Clean rooms form an important part of any the modern hospital and in

fact from a part of the part of passive and active epidemiologic control.

This concept becomes even more important due to progression of the

multidrug resistant pathogens and ineffective antibiotics. Therefore

appropriate use of the clean room technology results in the safer and

cleaner hospital environments that are important medical and

engineering challenges.

Clean rooms by definition are environments where the particulate air

contamination is controlled. Such control is achieved by the appropriate

ventilation system with HEPA or ULPA filtration, that provides from

99,95% to 99,99995% filtration efficiency. This combined with the

appropriate air exchange rates, microclimate and air distribution with

overpressures, results in the environment where contaminating

particles are effectively diluted by the incoming stream of clean filtered

air.

Clean room system should comply to the appropriate class of the

international ISO 14644 standard, however there are certain challenges

that are associated with the medical industry that should be taken in to

account.
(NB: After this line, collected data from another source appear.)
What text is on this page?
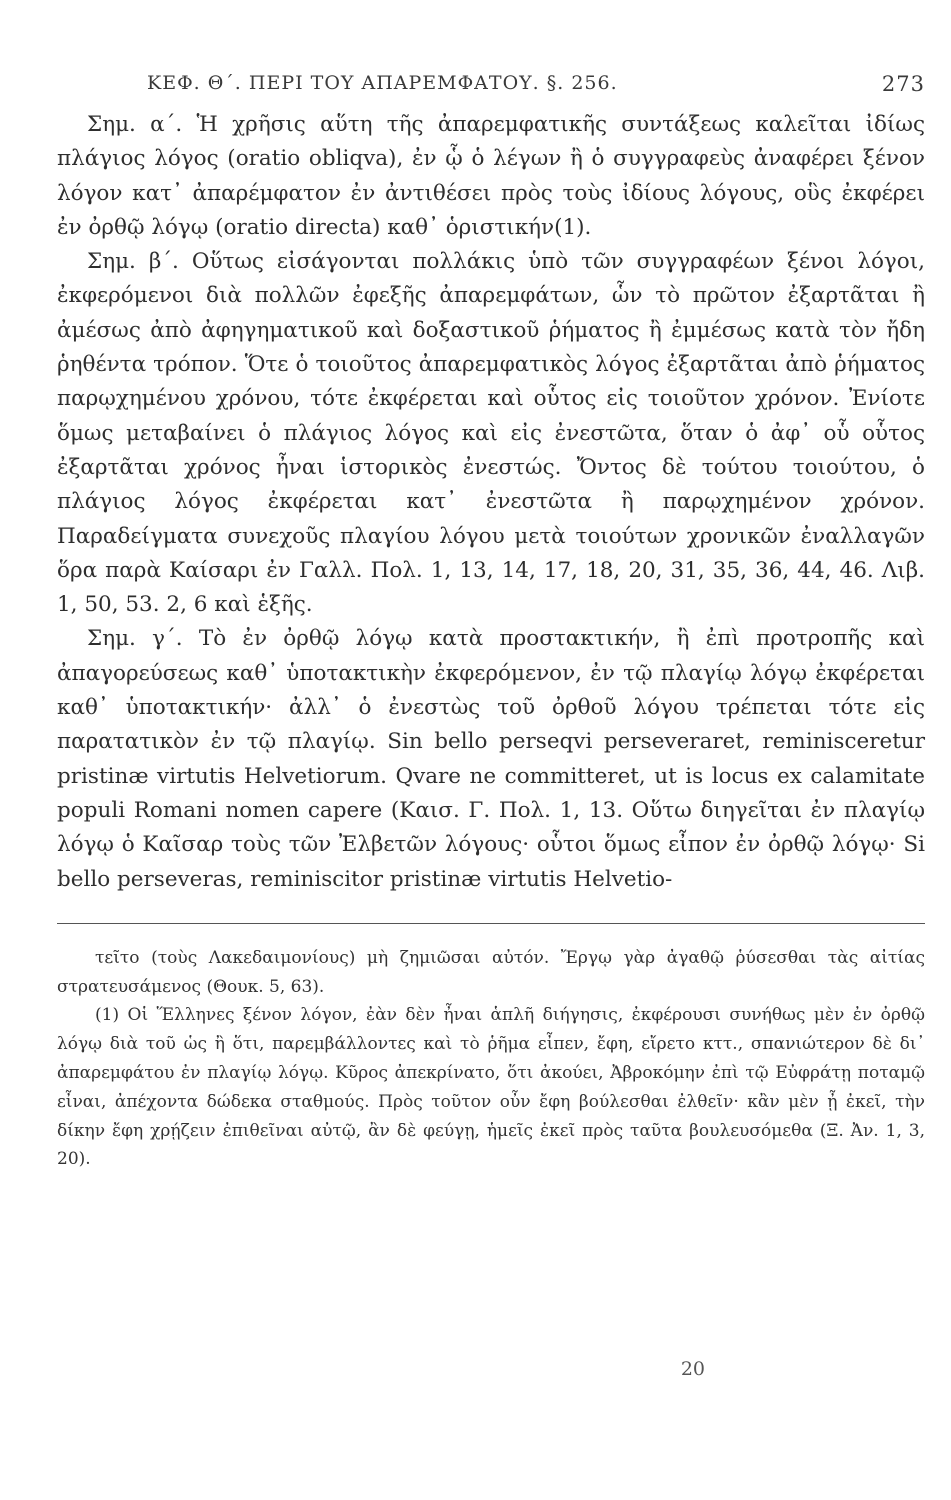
ΚΕΦ. Θ΄. ΠΕΡΙ ΤΟΥ ΑΠΑΡΕΜΦΑΤΟΥ. §. 256.	273

Σημ. α΄. Ἡ χρῆσις αὕτη τῆς ἀπαρεμφατικῆς συντάξεως καλεῖται ἰδίως πλάγιος λόγος (oratio obliqva), ἐν ᾧ ὁ λέγων ἢ ὁ συγγραφεὺς ἀναφέρει ξένον λόγον κατ᾽ ἀπαρέμφατον ἐν ἀντιθέσει πρὸς τοὺς ἰδίους λόγους, οὓς ἐκφέρει ἐν ὀρθῷ λόγῳ (oratio directa) καθ᾽ ὁριστικήν(1).

Σημ. β΄. Οὕτως εἰσάγονται πολλάκις ὑπὸ τῶν συγγραφέων ξένοι λόγοι, ἐκφερόμενοι διὰ πολλῶν ἐφεξῆς ἀπαρεμφάτων, ὧν τὸ πρῶτον ἐξαρτᾶται ἢ ἀμέσως ἀπὸ ἀφηγηματικοῦ καὶ δοξαστικοῦ ῥήματος ἢ ἐμμέσως κατὰ τὸν ἤδη ῥηθέντα τρόπον. Ὅτε ὁ τοιοῦτος ἀπαρεμφατικὸς λόγος ἐξαρτᾶται ἀπὸ ῥήματος παρῳχημένου χρόνου, τότε ἐκφέρεται καὶ οὗτος εἰς τοιοῦτον χρόνον. Ἐνίοτε ὅμως μεταβαίνει ὁ πλάγιος λόγος καὶ εἰς ἐνεστῶτα, ὅταν ὁ ἀφ᾽ οὗ οὗτος ἐξαρτᾶται χρόνος ἦναι ἱστορικὸς ἐνεστώς. Ὄντος δὲ τούτου τοιούτου, ὁ πλάγιος λόγος ἐκφέρεται κατ᾽ ἐνεστῶτα ἢ παρῳχημένον χρόνον. Παραδείγματα συνεχοῦς πλαγίου λόγου μετὰ τοιούτων χρονικῶν ἐναλλαγῶν ὅρα παρὰ Καίσαρι ἐν Γαλλ. Πολ. 1, 13, 14, 17, 18, 20, 31, 35, 36, 44, 46. Λιβ. 1, 50, 53. 2, 6 καὶ ἑξῆς.

Σημ. γ΄. Τὸ ἐν ὀρθῷ λόγῳ κατὰ προστακτικήν, ἢ ἐπὶ προτροπῆς καὶ ἀπαγορεύσεως καθ᾽ ὑποτακτικὴν ἐκφερόμενον, ἐν τῷ πλαγίῳ λόγῳ ἐκφέρεται καθ᾽ ὑποτακτικήν· ἀλλ᾽ ὁ ἐνεστὼς τοῦ ὀρθοῦ λόγου τρέπεται τότε εἰς παρατατικὸν ἐν τῷ πλαγίῳ. Sin bello perseqvi perseveraret, reminisceretur pristinæ virtutis Helvetiorum. Qvare ne committeret, ut is locus ex calamitate populi Romani nomen capere (Καισ. Γ. Πολ. 1, 13. Οὕτω διηγεῖται ἐν πλαγίῳ λόγῳ ὁ Καῖσαρ τοὺς τῶν Ἐλβετῶν λόγους· οὗτοι ὅμως εἶπον ἐν ὀρθῷ λόγῳ· Si bello perseveras, reminiscitor pristinæ virtutis Helvetio-

τεῖτο (τοὺς Λακεδαιμονίους) μὴ ζημιῶσαι αὐτόν. Ἔργῳ γὰρ ἀγαθῷ ῥύσεσθαι τὰς αἰτίας στρατευσάμενος (Θουκ. 5, 63).

(1) Οἱ Ἕλληνες ξένον λόγον, ἐὰν δὲν ἦναι ἁπλῆ διήγησις, ἐκφέρουσι συνήθως μὲν ἐν ὀρθῷ λόγῳ διὰ τοῦ ὡς ἢ ὅτι, παρεμβάλλοντες καὶ τὸ ῥῆμα εἶπεν, ἔφη, εἴρετο κττ., σπανιώτερον δὲ δι᾽ ἀπαρεμφάτου ἐν πλαγίῳ λόγῳ. Κῦρος ἀπεκρίνατο, ὅτι ἀκούει, Ἀβροκόμην ἐπὶ τῷ Εὐφράτῃ ποταμῷ εἶναι, ἀπέχοντα δώδεκα σταθμούς. Πρὸς τοῦτον οὖν ἔφη βούλεσθαι ἐλθεῖν· κἂν μὲν ᾖ ἐκεῖ, τὴν δίκην ἔφη χρῄζειν ἐπιθεῖναι αὐτῷ, ἂν δὲ φεύγῃ, ἡμεῖς ἐκεῖ πρὸς ταῦτα βουλευσόμεθα (Ξ. Ἀν. 1, 3, 20).

20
Generally clean rooms in the hospitals are conditionally

separated in to three classes: Class Ia, class 1b and class II.

Apart from the classified clean rooms there might be a necessity to

include general areas that can't be classified as clean room but must

comply to the increased hygienic requirements. Sanitary sluices and

some technological rooms could be included in to this category.

Category Іа clean rooms: operating theaters with laminar air ceilings,

certain types of patient isolators (protected environment for bone

marrow transplantation) and some относятся production laboratories,

where cleanliness of the environment is required. Category Іа complies

to the class ISO-5/6 according to ISO 14644:2009 at rest.

Category Іb clean rooms: some operating rooms without laminar

ceiling, preoperation rooms, reanimation wards, patient isolators for

autologous transplantation, clean laboratories, clean and sterile zones

of the sterilization departments and others. Category Іb rooms are

supplied with calculated air exchange rates and comply to ISO-8

classification of the ISO 14644:2009 standard.

Category ІІ are non classified rooms that require use of special

hygienic surfaces and allow appropriate cleaning and disinfection

similar to classified clean rooms.

During the audit of the medical clean room projects, our auditors

inspect multitude of parameters including surfaces, ventilation, air

balances, filtration, energy conservation and compliance to the local

and international legislation and recommendations.

We are able to organize validation of the clean rooms with the

involvement of leading national or international specialists.